At the same time as Women’s Studies was emerging from the Women’s Movement in the US and the UK in the 1960s and early 1970s, the feminist movement in Europe and particularly France was being influenced by debates emerging from the strong tradition of psychoanalysis, psychoanalytic theory and poststructuralism (see Chapter 4).
Toril Moi (1985a) states that it does not take long to discover that French feminist theory has contributed powerfully to the debate about the nature of women’s oppression, the construction of sexual difference and the specificity of women’s relations to language and writing. She claims that Julia Kristeva’s work is central in this process. Kristeva’s main preoccupation, ‘(her desire to theorise a social revolution based on class as well as gender, her emphasis on the construction of femininity), have much more in common with Beauvoir’s views than with Helene Cixous’ romanticised versions of the female body as the site of women’s writing.’ (Moi 1985a:98).
Kristeva drew on Freudian and Lacanian psychoanalytic theory. She turned to ‘Freud’s narrative of the socialisation of the child through the early drives of infantile sexuality which produces the unconscious’ Jones 1984:57). divided adult psyche. She also drew on ‘Lacan’s emphasis on the role of language in psychic formation, through which the child is separated from its primary relationship to its mother and placed in a network of gendered Symbolic systems centred upon the father as the representative of power.’ (ibid). It is Lacan’s concept of entry into the symbolic order which is the takeoff point for Kristeva’s theory of the speaking and writing subject.

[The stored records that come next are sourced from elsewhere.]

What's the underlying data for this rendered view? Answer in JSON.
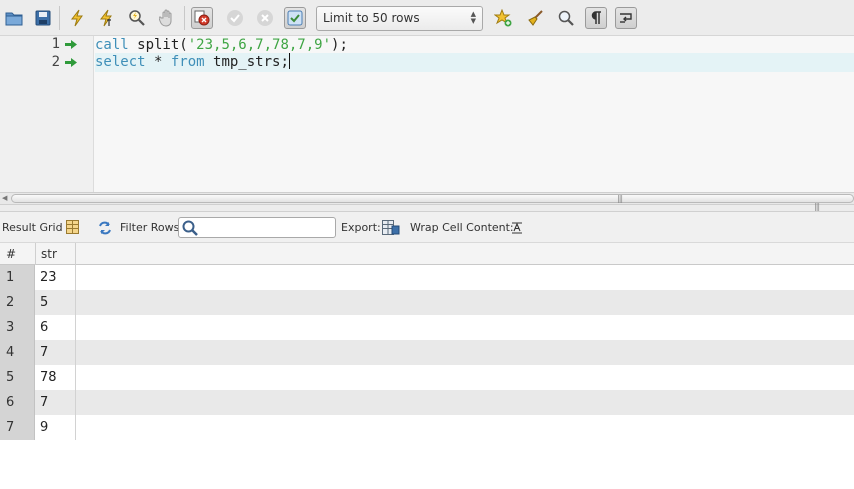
{
  "toolbar": {
    "limit_select_value": "Limit to 50 rows"
  },
  "editor": {
    "lines": [
      {
        "number": "1",
        "parts": [
          "call",
          " split(",
          "'23,5,6,7,78,7,9'",
          ");"
        ]
      },
      {
        "number": "2",
        "parts": [
          "select",
          " * ",
          "from",
          " tmp_strs;"
        ]
      }
    ]
  },
  "result_bar": {
    "result_grid_label": "Result Grid",
    "filter_rows_label": "Filter Rows:",
    "filter_placeholder": "",
    "export_label": "Export:",
    "wrap_label": "Wrap Cell Content:"
  },
  "grid": {
    "columns": [
      "#",
      "str"
    ],
    "rows": [
      {
        "num": "1",
        "str": "23"
      },
      {
        "num": "2",
        "str": "5"
      },
      {
        "num": "3",
        "str": "6"
      },
      {
        "num": "4",
        "str": "7"
      },
      {
        "num": "5",
        "str": "78"
      },
      {
        "num": "6",
        "str": "7"
      },
      {
        "num": "7",
        "str": "9"
      }
    ]
  },
  "colors": {
    "keyword": "#3f8fb8",
    "string": "#3fa544",
    "active_line": "#e4f3f6",
    "row_alt": "#e9e9e9"
  }
}
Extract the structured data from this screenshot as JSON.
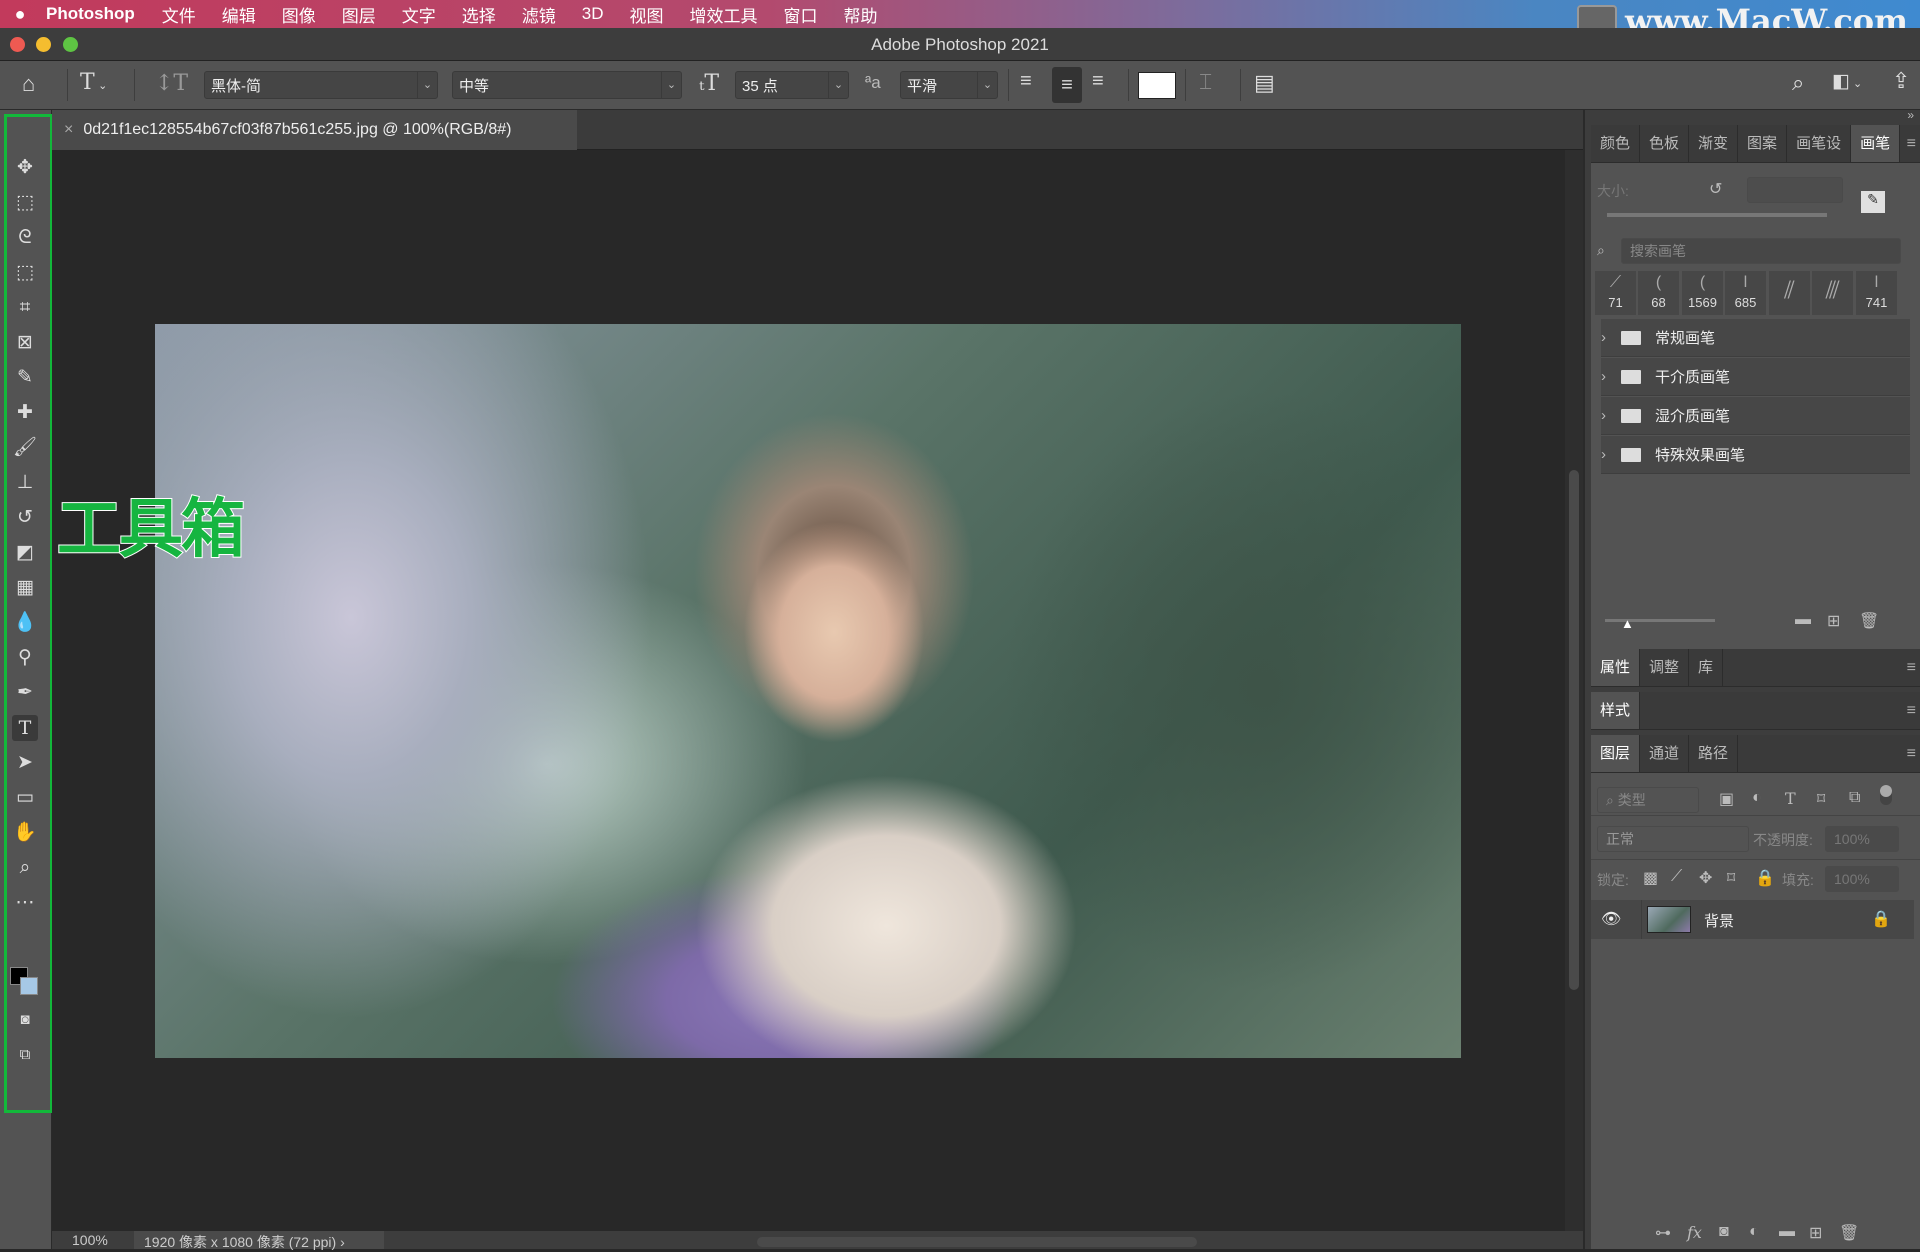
{
  "menubar": {
    "apple": "",
    "app": "Photoshop",
    "items": [
      "文件",
      "编辑",
      "图像",
      "图层",
      "文字",
      "选择",
      "滤镜",
      "3D",
      "视图",
      "增效工具",
      "窗口",
      "帮助"
    ],
    "watermark": "www.MacW.com"
  },
  "window": {
    "title": "Adobe Photoshop 2021"
  },
  "options": {
    "font_family": "黑体-简",
    "font_style": "中等",
    "font_size": "35 点",
    "antialias": "平滑",
    "text_color": "#ffffff"
  },
  "document": {
    "tab_title": "0d21f1ec128554b67cf03f87b561c255.jpg @ 100%(RGB/8#)",
    "close": "×"
  },
  "annotation": {
    "label": "工具箱",
    "color": "#12b83a"
  },
  "status": {
    "zoom": "100%",
    "info": "1920 像素 x 1080 像素 (72 ppi)",
    "arrow": "›"
  },
  "brushes_panel": {
    "tabs": [
      "颜色",
      "色板",
      "渐变",
      "图案",
      "画笔设",
      "画笔"
    ],
    "active_tab": "画笔",
    "size_label": "大小:",
    "search_placeholder": "搜索画笔",
    "presets": [
      "71",
      "68",
      "1569",
      "685",
      "",
      "",
      "741"
    ],
    "folders": [
      "常规画笔",
      "干介质画笔",
      "湿介质画笔",
      "特殊效果画笔"
    ]
  },
  "properties_panel": {
    "tabs": [
      "属性",
      "调整",
      "库"
    ]
  },
  "styles_panel": {
    "tabs": [
      "样式"
    ]
  },
  "layers_panel": {
    "tabs": [
      "图层",
      "通道",
      "路径"
    ],
    "filter_label": "类型",
    "blend_mode": "正常",
    "opacity_label": "不透明度:",
    "opacity": "100%",
    "lock_label": "锁定:",
    "fill_label": "填充:",
    "fill": "100%",
    "layers": [
      {
        "name": "背景",
        "visible": true,
        "locked": true
      }
    ]
  }
}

Kristeva goes further than Lacan; she associates psychic repression with the actual structures of language, which she takes as the basis for culture. Jones (1984) claims that ‘Kristeva goes on to associate the Symbolic with the various discourses that organise public life: religion, economics, tribal and national groupings, law, politics, metaphysics’—and she links the dominant logic and the power base of each with paternity and masculinity. Jones states that in Kristeva’s work
The Symbolic Order is a man’s world, it dominates the primary pleasures of the body and senses, suppresses non reproductive sexuality and any physical and psychic expenditure not aimed at profit and accumulation. Kristeva, that is, identifies the Symbolic with patriarchy, understood as the totality of culture.
Jones 1984:58)
Jones goes on to note that ‘Given Kristeva’s global theorisation of culture as
constraint, it is understandable that Kristeva wanted to discover sites of resistance
to the Symbolic’. She looked for it, as Jones indicates, by returning to the pre-
Oedipal stage using research into early childhood language acquisition. Jones points out that Kristeva concentrated on the infant’s early closeness to its mother, its explorations of her body and its own, and she used the term ‘semiotic’ to categorise these pre-verbal activities, ‘censored by the Symbolic order but never entirely lost…Kristeva uses the term “jouissance” to sum up the delights of this pre-genital, pre-symbolic stage’ Jones 1984:59). The ‘semiotic’ enters into an adversarial relationship with the Symbolic, as Jones states, ‘persistently pushing against rational discourse but never dissolving it into pure (psychotic) nonsense’ (ibid,.) .Jones goes on to explain Kristeva’s understanding of the ‘signifying process’ and ‘signification’. She maintains that
The interplay of semiotic and Symbolic produces a ‘signifying process’ (significance) rather than a fixed univocal meaning (signification); and the place where the signifying practice occurs is a ‘text’, a site in which the energies of the unconscious simultaneously attack the formal conventions of language and are supported by them.
(Jones 1984:59)
Kristeva maintains that the only way of producing interesting results from such texts is to take the whole of the text as one’s object, which means studying its ideological, political and psychological articulations, its relations with society, with the psyche and with other texts. As Moi (1985a:60) indicates, ‘Kristeva has coined the concept of intertextuality to indicate how one or more systems of signs are transposed into others’. Moi goes on to explain the concept of intertextuality as used in Kristeva’s work. She maintains that
political and power related interests.. .intersect in the sign. The meaning of the sign is thrown open—the sign becomes ‘polysemic’ rather than ‘univocal’— and though it is true to say that the dominant power group at any given time will dominate the intertextual production of meaning, this is not to suggest that the opposition has been reduced to total silence. The power struggle intersects in the sign.
(Moi 1985a:158)
However, asJones maintains, Kristeva’s claim for the revolutionary effects of the semiotic depends on leaving major questions unanswered. Her focus on the text, he argues (1984:60), ‘blinds her to issues of literary context and reception’.